2. North Dakota. The state's Gov. Jack Dalrymple (R) garnered national attention in late March when he signed into law a bill restricting abortions as soon as a heartbeat is detectable, which can be as early as six weeks. But he has also signed off on bills prohibiting abortion based on sex selection and genetic abnormalities, barring non-surgical abortions and requiring hospital admitting privileges for abortion doctors. The Center for Reproductive Rights is challenging all of these bills, some in state court and some in federal court. The fetal heartbeat bill takes effect on Aug. 1, so there is a chance the federal judge overseeing that challenge would issue a preliminary injunction that would prevent it from taking effect in the state.
3. Virginia. NOVA Women’s Healthcare, the state's busiest abortion clinic, just closed because its operators said it could not afford to comply with new regulations requiring costly upgrades in order to meet strict, hospital-like standards. A separate clinic, the Falls Church Healthcare Center, filed an administrative appeal petition in the Arlington Circuit Court in June challenging the new rules imposed by the Virginia State Board of Health. The Commonwealth has responded, so the case is going forward.
4. Arkansas. The ACLU, the Arkansas ACLU and the Center for Reproductive Rights are challenging a law barring abortions starting 12 weeks after fertilization, which was adopted after the Arkansas legislature overrode Democratic Gov. Mike Beebe's veto of the law. In May the judge overseeing the case temporarily blocked the law, which was set to take effect in July.
5. Kansas. The Center for Reproductive Rights has challenged a sweeping anti-abortion bill. Last month the center got a preliminary injunction blocking two provisions of the measure, ones requiring providers to endorse specific literature on abortion provided to patients and redefining what constitutes a medical emergency for a woman seeking an abortion.
6. Arizona. The ACLU, the NAACP and the National Asian Pacific American Women’s Forum filed suit in May against an Arizona law that bans abortion on the basis of gender and race selection, arguing that it is based on stereotypes about Asian Americans and African Americans.
7. Alabama.
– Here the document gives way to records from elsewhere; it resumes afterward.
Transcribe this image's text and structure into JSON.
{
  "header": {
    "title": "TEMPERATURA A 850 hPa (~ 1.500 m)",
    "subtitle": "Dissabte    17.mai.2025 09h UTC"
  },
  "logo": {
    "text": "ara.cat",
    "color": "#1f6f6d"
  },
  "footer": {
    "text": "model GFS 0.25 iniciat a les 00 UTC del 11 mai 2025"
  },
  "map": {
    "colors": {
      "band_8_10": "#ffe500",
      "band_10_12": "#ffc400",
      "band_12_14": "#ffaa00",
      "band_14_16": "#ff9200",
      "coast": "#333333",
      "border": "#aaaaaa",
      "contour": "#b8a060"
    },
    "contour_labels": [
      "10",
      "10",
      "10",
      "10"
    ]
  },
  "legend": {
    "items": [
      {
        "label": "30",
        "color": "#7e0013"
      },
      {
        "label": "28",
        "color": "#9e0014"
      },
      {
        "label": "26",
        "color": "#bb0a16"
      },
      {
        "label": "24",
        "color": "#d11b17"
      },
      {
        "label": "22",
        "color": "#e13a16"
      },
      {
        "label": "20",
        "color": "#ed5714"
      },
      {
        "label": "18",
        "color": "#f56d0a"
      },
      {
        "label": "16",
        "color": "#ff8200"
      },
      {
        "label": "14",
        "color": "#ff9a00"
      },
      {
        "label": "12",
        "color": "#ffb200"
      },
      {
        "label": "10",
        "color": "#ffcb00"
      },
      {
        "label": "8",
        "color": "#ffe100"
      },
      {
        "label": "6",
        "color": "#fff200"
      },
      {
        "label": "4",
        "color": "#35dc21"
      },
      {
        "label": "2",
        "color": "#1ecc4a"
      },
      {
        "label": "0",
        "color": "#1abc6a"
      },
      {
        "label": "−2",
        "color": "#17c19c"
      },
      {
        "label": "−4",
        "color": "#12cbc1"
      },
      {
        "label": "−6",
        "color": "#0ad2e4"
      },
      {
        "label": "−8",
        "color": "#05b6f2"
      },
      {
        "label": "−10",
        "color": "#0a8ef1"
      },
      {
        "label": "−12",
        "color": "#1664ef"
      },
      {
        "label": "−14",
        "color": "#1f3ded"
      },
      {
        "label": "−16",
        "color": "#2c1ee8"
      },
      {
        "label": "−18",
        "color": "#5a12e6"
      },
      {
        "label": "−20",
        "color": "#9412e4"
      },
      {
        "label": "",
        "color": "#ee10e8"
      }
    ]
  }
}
The ACLU, the ACLU of Alabama, Planned Parenthood Federation of America and Planned Parenthood Southeast are challenging a law requiring abortion providers to obtain admitting privileges at nearby hospitals. The judge in that case issued a temporary restraining order late last month against the measure, just as a federal judge had blocked a 2012 Mississippi law challenged by the Center for Reproductive Rights that requires any physician performing abortions in the state be a board certified or eligible obstetrician-gynecologist with admitting privileges at an area hospital.
8. Texas. Planned Parenthood President Cecile Richards said Saturday that her group was “evaluating litigation options” regarding the just-passed Texas abortion bill, which would not only bar abortions starting 20 weeks after fertilization but would impose an admitting privileges requirement and other operating requirements for abortion rules. Gov. Rick Perry (R) has pledged to sign the bill, but has not done so yet.
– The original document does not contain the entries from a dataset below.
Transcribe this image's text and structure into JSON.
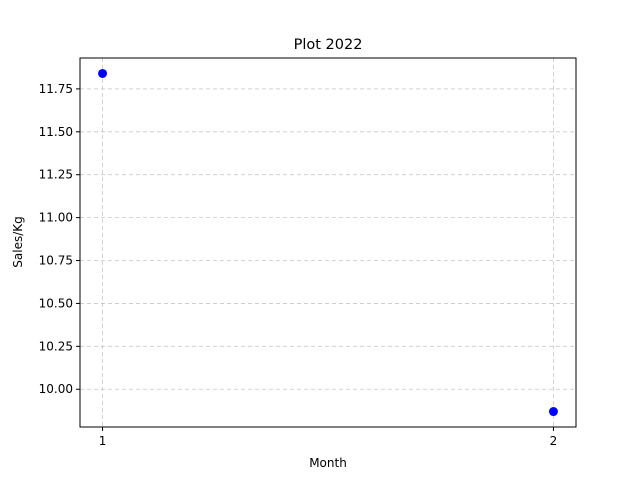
{
  "chart_data": {
    "type": "scatter",
    "title": "Plot 2022",
    "xlabel": "Month",
    "ylabel": "Sales/Kg",
    "x": [
      1,
      2
    ],
    "y": [
      11.84,
      9.87
    ],
    "xlim": [
      0.95,
      2.05
    ],
    "ylim": [
      9.78,
      11.93
    ],
    "xticks": [
      "1",
      "2"
    ],
    "yticks": [
      "10.00",
      "10.25",
      "10.50",
      "10.75",
      "11.00",
      "11.25",
      "11.50",
      "11.75"
    ],
    "grid": true,
    "marker_color": "#0000ff"
  }
}
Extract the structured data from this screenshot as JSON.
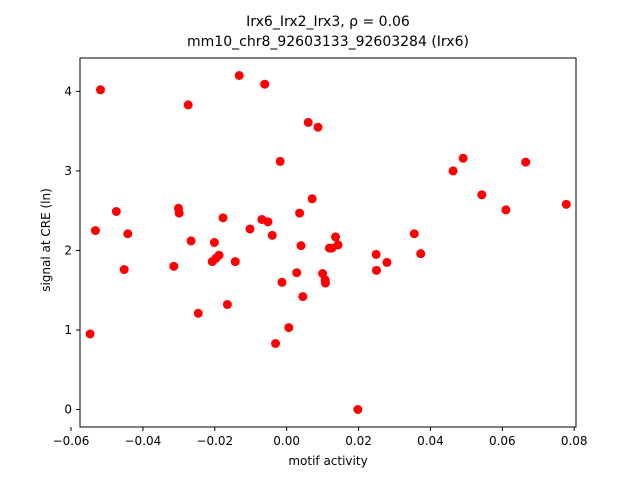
{
  "chart_data": {
    "type": "scatter",
    "title_line1": "Irx6_Irx2_Irx3, ρ = 0.06",
    "title_line2": "mm10_chr8_92603133_92603284 (Irx6)",
    "xlabel": "motif activity",
    "ylabel": "signal at CRE (ln)",
    "xlim": [
      -0.0575,
      0.0805
    ],
    "ylim": [
      -0.22,
      4.42
    ],
    "xticks": [
      -0.06,
      -0.04,
      -0.02,
      0.0,
      0.02,
      0.04,
      0.06,
      0.08
    ],
    "xtick_labels": [
      "−0.06",
      "−0.04",
      "−0.02",
      "0.00",
      "0.02",
      "0.04",
      "0.06",
      "0.08"
    ],
    "yticks": [
      0,
      1,
      2,
      3,
      4
    ],
    "ytick_labels": [
      "0",
      "1",
      "2",
      "3",
      "4"
    ],
    "grid": false,
    "marker_color": "#ff0000",
    "points": [
      {
        "x": -0.0547,
        "y": 0.95
      },
      {
        "x": -0.0532,
        "y": 2.25
      },
      {
        "x": -0.0518,
        "y": 4.02
      },
      {
        "x": -0.0474,
        "y": 2.49
      },
      {
        "x": -0.0452,
        "y": 1.76
      },
      {
        "x": -0.0442,
        "y": 2.21
      },
      {
        "x": -0.0314,
        "y": 1.8
      },
      {
        "x": -0.0301,
        "y": 2.53
      },
      {
        "x": -0.0299,
        "y": 2.47
      },
      {
        "x": -0.0274,
        "y": 3.83
      },
      {
        "x": -0.0266,
        "y": 2.12
      },
      {
        "x": -0.0246,
        "y": 1.21
      },
      {
        "x": -0.0207,
        "y": 1.86
      },
      {
        "x": -0.0201,
        "y": 2.1
      },
      {
        "x": -0.0197,
        "y": 1.9
      },
      {
        "x": -0.0188,
        "y": 1.94
      },
      {
        "x": -0.0177,
        "y": 2.41
      },
      {
        "x": -0.0165,
        "y": 1.32
      },
      {
        "x": -0.0143,
        "y": 1.86
      },
      {
        "x": -0.0132,
        "y": 4.2
      },
      {
        "x": -0.0102,
        "y": 2.27
      },
      {
        "x": -0.0069,
        "y": 2.39
      },
      {
        "x": -0.0061,
        "y": 4.09
      },
      {
        "x": -0.0052,
        "y": 2.36
      },
      {
        "x": -0.004,
        "y": 2.19
      },
      {
        "x": -0.0031,
        "y": 0.83
      },
      {
        "x": -0.0018,
        "y": 3.12
      },
      {
        "x": -0.0013,
        "y": 1.6
      },
      {
        "x": 0.0006,
        "y": 1.03
      },
      {
        "x": 0.0028,
        "y": 1.72
      },
      {
        "x": 0.0036,
        "y": 2.47
      },
      {
        "x": 0.004,
        "y": 2.06
      },
      {
        "x": 0.0045,
        "y": 1.42
      },
      {
        "x": 0.006,
        "y": 3.61
      },
      {
        "x": 0.0071,
        "y": 2.65
      },
      {
        "x": 0.0087,
        "y": 3.55
      },
      {
        "x": 0.01,
        "y": 1.71
      },
      {
        "x": 0.0107,
        "y": 1.63
      },
      {
        "x": 0.0108,
        "y": 1.59
      },
      {
        "x": 0.0119,
        "y": 2.03
      },
      {
        "x": 0.0126,
        "y": 2.03
      },
      {
        "x": 0.0136,
        "y": 2.17
      },
      {
        "x": 0.0143,
        "y": 2.07
      },
      {
        "x": 0.0198,
        "y": 0.0
      },
      {
        "x": 0.0249,
        "y": 1.95
      },
      {
        "x": 0.025,
        "y": 1.75
      },
      {
        "x": 0.0279,
        "y": 1.85
      },
      {
        "x": 0.0355,
        "y": 2.21
      },
      {
        "x": 0.0373,
        "y": 1.96
      },
      {
        "x": 0.0463,
        "y": 3.0
      },
      {
        "x": 0.0491,
        "y": 3.16
      },
      {
        "x": 0.0543,
        "y": 2.7
      },
      {
        "x": 0.061,
        "y": 2.51
      },
      {
        "x": 0.0665,
        "y": 3.11
      },
      {
        "x": 0.0778,
        "y": 2.58
      }
    ]
  }
}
9. Oklahoma. The Center for Reproductive Rights has challenged both a law restricting non-surgical abortions and one requiring an ultrasound before a woman has an abortion. In both cases, the state supreme court has permanently blocked them. The U.S. Supreme Court agreed to consider both cases, though it sent back a few questions to the Oklahoma Supreme Court regarding the suit involving medication abortions.
10. North Carolina. The Center for Reproductive Rights, the ACLU and Planned Parenthood have challenged a 2011 measure requiring abortion providers to show an ultrasound image to a pregnant woman, describe the features of the fetus and offer her a chance to listen to its heartbeat. A federal judge issued a preliminary injunction in the case in October 2011, and the case is still pending. Both the House and Senate in North Carolina have both recently passed more sweeping anti-abortion bills, and the governor has said he would sign the House version of that legislation. If signed, that bill could spark its own legal challenge.